A pretty normal corporate drama with nothing-special camerawork and fun acting. I like the section intros cut to rock songs from their era (Elastica, Strokes, White Stripes), and the score is overall good, feeling like video game music at times. But if you make time for Barbie and BlackBerry then where does it stop, do you cruise through Air and Tetris then end up postponing watching The Kingdom: Exodus because Hungry Hungry Hippos is getting good reviews?

Co-CEOs: white-haired awkward techie Mike is Jay Baruchel of Goon and balding power-businessman Jim is Glenn Howerton of It’s Always Sunny. Mike’s headbanded bestie is director Matt (seen this year in Anne at 13,000 Ft) and the tough-guy COO they’re warned not to hire is Scanners villain Michael Ironside. I assume there’s some Social Network-like detail-fudging for narrative convenience, since it’s too delicious that it ends with their Chinese-made units working poorly and buzzing like the shitty intercom from the start of the film. The Cinema Scope cover story is focused on its specific Canadianness and how the weirdos from The Dirties ended up making a big-budget bio(?)pic. We need a new name for these… productpic.

Watching the iPhone launch announcement:

At least Anne is Deragh Campbell, otherwise I would’ve lost all patience with her. Childish and giggling too much, she works at a preschool where the kids like her because she’s one of them. She manages to meet a grown-up named Matt (Johnson of The Dirties and Blackberry), but plays a “joke” while taking him to meet her parents, falsely announcing that they’re getting married. Nice ambiguous ending, her first solo skydiving trip after she’d been acting increasingly erratic.

I thought it’d be nice to watch a skydiving movie on a plane, and the best part was pausing to explain to the curiously concerned guy next to me the concepts of non-streaming video (how can movie exist without internet) and of indie cinema (he thought it was some kind of Deragh Campbell livecam).

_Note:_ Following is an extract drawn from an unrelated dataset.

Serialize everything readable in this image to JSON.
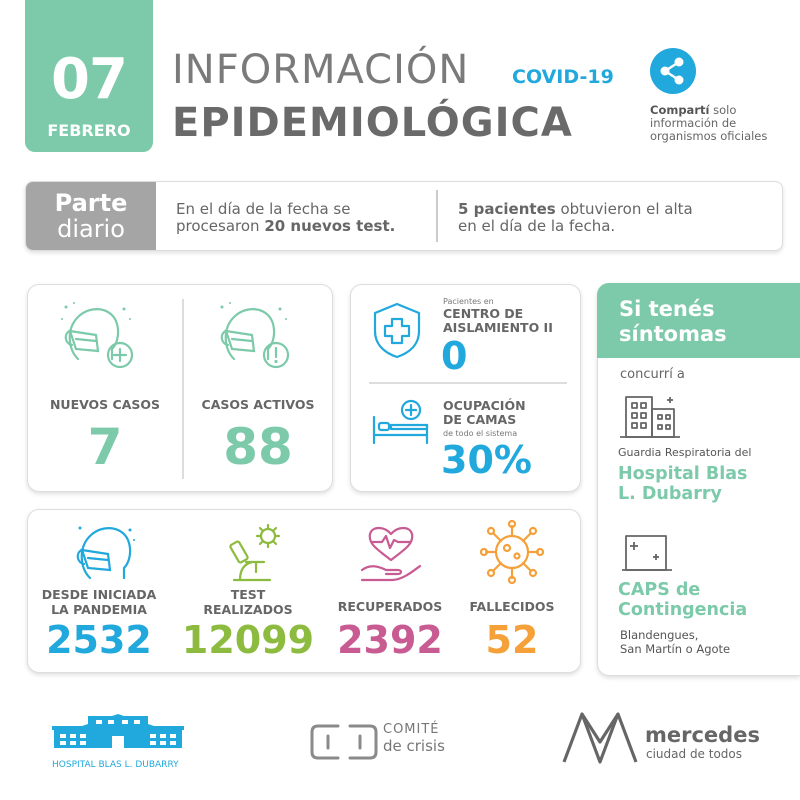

Josh Cabrita in Cinema Scope 80:

So as to even further distanciate the viewer’s perspective of Anne’s life from her own view of these same events, Radwanski continually constructs his scenes around missing or partial information … As in Radwanski’s previous films, the close-up is never a window into a subject’s soul, and possesses no exploratory power. Instead of being a lugubrious exercise in the most facile form of humanist filmmaking – a limited register wherein all that matters is the director’s and viewer’s supposedly generous response to an apparently difficult person – Anne takes a purely external viewpoint that allows for the contemplation of various surfaces.

The Blair Witch School Shooting Elephant Project. Two nerdy kids enjoy making videos for school, videos involving too much sweary violence and too many blatant rip-offs of their favorite movie scenes. Their teacher tries to get them to tone it down, but they keep ramping up, filming a story of two kids (themselves) taking revenge on the Dirties (school bullies). Inevitably, one of the two takes this to the next level, sets up cameras in the school hallways and shoots some guys, while his companion tries to escape the scene.

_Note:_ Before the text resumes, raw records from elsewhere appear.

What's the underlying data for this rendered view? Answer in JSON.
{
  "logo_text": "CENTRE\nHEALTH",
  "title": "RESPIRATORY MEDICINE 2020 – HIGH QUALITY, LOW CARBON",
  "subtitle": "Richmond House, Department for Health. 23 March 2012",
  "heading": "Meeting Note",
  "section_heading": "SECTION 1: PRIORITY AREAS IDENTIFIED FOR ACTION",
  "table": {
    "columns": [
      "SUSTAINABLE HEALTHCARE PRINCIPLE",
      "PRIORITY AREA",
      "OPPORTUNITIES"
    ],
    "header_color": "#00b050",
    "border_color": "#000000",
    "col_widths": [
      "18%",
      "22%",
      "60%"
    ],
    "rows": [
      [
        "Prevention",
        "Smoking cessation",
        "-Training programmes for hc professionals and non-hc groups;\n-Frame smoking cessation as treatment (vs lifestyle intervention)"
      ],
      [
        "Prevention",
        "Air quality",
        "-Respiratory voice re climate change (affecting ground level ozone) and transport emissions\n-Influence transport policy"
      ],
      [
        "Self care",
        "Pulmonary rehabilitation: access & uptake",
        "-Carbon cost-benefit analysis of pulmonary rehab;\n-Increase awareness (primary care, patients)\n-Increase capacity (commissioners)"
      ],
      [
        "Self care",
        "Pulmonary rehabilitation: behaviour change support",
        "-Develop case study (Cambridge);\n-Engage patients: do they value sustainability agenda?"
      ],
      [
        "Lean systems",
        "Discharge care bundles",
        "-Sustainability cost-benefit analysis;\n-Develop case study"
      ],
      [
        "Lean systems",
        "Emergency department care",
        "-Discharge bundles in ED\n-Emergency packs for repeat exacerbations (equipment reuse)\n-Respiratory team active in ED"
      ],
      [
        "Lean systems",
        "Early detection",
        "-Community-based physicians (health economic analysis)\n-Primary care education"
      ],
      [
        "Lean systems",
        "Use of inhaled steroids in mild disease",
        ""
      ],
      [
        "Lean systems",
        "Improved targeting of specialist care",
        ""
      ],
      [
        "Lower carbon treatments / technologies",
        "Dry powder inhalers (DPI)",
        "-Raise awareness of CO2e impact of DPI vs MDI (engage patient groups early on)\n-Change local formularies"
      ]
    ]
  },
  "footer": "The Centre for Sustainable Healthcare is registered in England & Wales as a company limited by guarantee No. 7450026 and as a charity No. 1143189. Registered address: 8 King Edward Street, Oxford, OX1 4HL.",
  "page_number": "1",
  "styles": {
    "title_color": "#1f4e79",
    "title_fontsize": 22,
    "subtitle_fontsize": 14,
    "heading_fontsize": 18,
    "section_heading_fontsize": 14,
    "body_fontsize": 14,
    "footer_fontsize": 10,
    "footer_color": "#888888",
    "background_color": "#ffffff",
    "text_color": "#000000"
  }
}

Owen is the more normal one, crushing on a girl named Chrissy instead of devoting all his time to firing practice and bully identification like his friend Matt (played by director Johnson). There’s a third (never seen?) boy named Jared who’s filming a documentary of Matt & Owen – his presence is sometimes noted but usually not, and he appears to be present during the actual shooting, which was inspired as much by school shootings in the news as cult movies. So our The Dirties is his documentary footage, mixed with the stuff Owen and Matt film, plus their The Dirties uncompleted feature.

Watched this because of the excellent Cinema Scope interview with the director:

Matt is always feeling the camera. And he’s not alone. The concept of always seeing the camera and always feeling like you’re on camera is a very modern problem. And by “problem,” I don’t even necessarily mean that it’s a negative thing — this is just something that we need to consider. Kids these days are always filming themselves and they’re always acting like they’re on TV. Matt is just a guy that has actively put himself on TV 24/7. So he’s always trying to perform. And he can’t break the spell because he’s made this rule for himself of performing.

Johnson believes that realistic performances are paramount, so instead of casting actors for small roles, he performs the movie in public spaces.

All you’re seeing in The Dirties is just a lot of really good acting from people who don’t know that they’re acting. … The closest thing is something like Borat, but we’re not making fun of people here. We’re the stupid ones. I’m always the one who doesn’t know what’s going on. … That old man who walks up when Owen gets hit with a rock is the same kind of example. It’s not even a joke, that moment, it’s simply reality. The old man was just there, and didn’t know what was going on. The joke is on us.